Introduction: The magnitude of the very early coronary artery bypass grafting (CABG)-related inflammatory response has been shown to influence post-CABG outcomes. However, the dynamics of the systemic inflammatory response to CABG beyond the very early postoperative phase and its relevance to clinical outcomes are not fully understood.
Methods: Circulating levels of several inflammatory markers were determined in 30 consecutive patients undergoing elective isolated on-pump CABG one day prior (D0-1), and 2 (D2) and 5 days post-CABG.
Results: CABG was associated with a significant increase in all studied inflammatory marker levels (all p<0.05 for D2 versus D0-1).
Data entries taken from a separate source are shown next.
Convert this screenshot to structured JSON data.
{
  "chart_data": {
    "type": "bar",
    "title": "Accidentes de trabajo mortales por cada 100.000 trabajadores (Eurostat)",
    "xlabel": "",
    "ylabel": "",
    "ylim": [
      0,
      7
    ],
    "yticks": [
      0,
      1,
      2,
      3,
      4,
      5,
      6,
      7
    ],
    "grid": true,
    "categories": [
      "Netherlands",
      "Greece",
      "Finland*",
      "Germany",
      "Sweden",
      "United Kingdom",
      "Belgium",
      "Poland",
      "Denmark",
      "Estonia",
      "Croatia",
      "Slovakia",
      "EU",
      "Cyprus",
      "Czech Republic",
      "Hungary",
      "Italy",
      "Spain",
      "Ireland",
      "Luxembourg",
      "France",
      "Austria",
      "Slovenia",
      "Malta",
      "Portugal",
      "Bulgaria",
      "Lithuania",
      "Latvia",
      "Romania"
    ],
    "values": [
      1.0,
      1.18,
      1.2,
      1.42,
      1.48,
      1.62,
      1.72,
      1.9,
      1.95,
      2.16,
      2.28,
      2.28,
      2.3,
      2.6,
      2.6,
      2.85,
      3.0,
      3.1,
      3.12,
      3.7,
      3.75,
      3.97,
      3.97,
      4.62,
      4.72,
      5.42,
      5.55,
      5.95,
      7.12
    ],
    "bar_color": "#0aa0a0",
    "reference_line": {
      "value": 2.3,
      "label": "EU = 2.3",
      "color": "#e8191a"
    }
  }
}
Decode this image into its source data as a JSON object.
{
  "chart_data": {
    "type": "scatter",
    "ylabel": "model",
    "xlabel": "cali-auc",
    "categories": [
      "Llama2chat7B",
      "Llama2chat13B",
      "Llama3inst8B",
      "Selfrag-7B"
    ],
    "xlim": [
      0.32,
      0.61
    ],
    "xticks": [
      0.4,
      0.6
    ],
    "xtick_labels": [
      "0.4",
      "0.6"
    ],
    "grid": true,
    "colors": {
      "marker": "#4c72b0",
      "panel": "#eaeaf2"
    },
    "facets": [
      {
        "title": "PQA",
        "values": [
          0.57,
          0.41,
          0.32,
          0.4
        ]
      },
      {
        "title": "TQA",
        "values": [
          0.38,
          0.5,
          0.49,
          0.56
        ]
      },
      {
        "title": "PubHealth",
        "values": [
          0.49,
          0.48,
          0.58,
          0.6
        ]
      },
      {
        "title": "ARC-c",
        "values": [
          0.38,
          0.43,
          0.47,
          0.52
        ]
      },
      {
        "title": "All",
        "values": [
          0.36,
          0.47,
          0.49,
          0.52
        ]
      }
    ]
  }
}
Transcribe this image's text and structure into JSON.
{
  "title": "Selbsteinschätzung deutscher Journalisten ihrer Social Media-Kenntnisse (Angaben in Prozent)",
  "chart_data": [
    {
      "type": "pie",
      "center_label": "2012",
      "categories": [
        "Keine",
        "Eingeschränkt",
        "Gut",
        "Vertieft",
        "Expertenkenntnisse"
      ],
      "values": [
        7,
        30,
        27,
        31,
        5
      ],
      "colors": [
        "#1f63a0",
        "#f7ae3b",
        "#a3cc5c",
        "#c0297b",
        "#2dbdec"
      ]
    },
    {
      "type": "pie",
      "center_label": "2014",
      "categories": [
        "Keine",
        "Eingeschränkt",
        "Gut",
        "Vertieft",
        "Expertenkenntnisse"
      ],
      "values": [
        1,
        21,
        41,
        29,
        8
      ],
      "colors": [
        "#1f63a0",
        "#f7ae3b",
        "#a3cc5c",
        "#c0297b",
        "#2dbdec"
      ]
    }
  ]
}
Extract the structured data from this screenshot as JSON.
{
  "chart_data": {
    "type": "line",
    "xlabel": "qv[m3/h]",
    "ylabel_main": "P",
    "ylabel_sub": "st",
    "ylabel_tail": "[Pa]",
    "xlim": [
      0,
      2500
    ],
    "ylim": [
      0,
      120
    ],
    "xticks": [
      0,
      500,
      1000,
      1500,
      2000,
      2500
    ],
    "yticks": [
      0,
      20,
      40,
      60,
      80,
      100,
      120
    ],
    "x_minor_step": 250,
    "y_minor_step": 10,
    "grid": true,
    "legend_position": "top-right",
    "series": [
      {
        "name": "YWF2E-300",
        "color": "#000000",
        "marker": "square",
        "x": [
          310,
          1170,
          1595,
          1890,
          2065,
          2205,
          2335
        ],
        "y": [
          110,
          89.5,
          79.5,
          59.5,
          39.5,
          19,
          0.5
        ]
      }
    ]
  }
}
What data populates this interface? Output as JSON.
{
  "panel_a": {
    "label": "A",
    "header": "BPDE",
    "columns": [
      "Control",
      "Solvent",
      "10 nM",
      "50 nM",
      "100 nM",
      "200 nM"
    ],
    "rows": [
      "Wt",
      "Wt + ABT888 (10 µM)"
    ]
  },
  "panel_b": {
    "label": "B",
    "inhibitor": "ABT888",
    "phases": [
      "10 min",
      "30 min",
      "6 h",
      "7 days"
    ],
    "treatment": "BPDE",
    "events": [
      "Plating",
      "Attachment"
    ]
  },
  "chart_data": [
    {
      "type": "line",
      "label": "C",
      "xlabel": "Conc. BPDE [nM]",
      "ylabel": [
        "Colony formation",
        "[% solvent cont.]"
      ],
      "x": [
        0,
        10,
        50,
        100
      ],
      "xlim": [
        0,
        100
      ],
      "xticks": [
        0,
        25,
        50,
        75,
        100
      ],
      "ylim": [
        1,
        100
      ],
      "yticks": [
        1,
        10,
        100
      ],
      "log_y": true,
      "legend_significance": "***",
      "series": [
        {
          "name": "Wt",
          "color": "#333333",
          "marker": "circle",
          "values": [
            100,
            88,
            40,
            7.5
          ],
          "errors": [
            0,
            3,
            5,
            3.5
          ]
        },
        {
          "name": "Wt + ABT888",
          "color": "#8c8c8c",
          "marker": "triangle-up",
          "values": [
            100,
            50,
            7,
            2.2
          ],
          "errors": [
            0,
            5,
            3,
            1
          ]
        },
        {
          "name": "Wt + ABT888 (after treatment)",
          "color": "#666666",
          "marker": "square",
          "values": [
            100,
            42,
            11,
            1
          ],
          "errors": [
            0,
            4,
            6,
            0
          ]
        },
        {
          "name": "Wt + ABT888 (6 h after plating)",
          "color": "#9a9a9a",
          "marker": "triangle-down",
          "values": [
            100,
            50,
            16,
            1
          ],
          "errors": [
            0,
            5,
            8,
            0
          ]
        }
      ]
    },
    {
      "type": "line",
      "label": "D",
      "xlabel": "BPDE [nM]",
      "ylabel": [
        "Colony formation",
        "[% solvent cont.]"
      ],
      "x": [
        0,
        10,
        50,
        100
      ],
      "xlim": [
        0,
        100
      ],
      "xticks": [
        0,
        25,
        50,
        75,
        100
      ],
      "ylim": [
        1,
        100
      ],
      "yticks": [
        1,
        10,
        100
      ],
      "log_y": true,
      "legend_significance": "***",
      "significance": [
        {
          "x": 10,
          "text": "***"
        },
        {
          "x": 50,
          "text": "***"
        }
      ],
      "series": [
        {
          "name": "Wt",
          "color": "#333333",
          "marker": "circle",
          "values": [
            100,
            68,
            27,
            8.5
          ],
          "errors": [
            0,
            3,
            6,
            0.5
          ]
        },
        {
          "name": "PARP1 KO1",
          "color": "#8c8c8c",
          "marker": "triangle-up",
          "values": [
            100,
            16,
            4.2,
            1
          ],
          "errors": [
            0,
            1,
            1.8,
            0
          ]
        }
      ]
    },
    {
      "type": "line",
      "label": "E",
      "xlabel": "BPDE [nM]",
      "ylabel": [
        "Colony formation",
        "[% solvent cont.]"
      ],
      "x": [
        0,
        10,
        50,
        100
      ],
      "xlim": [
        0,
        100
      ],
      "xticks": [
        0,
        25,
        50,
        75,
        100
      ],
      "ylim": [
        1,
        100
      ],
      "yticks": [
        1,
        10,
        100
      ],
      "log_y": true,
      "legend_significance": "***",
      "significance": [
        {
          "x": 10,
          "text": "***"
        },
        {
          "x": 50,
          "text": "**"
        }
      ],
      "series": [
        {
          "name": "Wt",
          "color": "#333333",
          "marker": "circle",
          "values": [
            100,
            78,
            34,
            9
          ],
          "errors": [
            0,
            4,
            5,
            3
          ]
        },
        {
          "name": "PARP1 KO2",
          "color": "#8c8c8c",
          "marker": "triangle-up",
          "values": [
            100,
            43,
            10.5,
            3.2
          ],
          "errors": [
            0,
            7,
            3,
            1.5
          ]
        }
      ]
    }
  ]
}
D2 post-CABG IL-6 and IL-8 levels were both significantly positively correlated with extracorporeal circulation (ECC) and aortic clamping (AC) times (all p<0.05), whereas a weaker correlation was observed between D2 post-CABG IL-8 levels and total surgery time (r=0.42, p=0.02). In multiple regression analysis, D2 IL-8 levels independently predicted post-CABG kidney (p= 0.02) and liver (p = 0.04) dysfunction, as well as a sum of post-CABG major complications ≥2 (p = 0.04).
Conclusions: In this prospective study, longer duration of cardiopulmonary bypass caused a larger post-CABG inflammatory surge, whereas the duration of total CABG surgery had a less significant effect. IL-8 hyperresponders had greater risk of developing kidney and liver dysfunction and presented more major post-CABG complications. These data suggest that targeting the IL-8 pathway using antiinflammatory agents, or simply by shortening the duration of cardiopulmonary bypass could improve the in-hospital post-CABG outcomes in this population.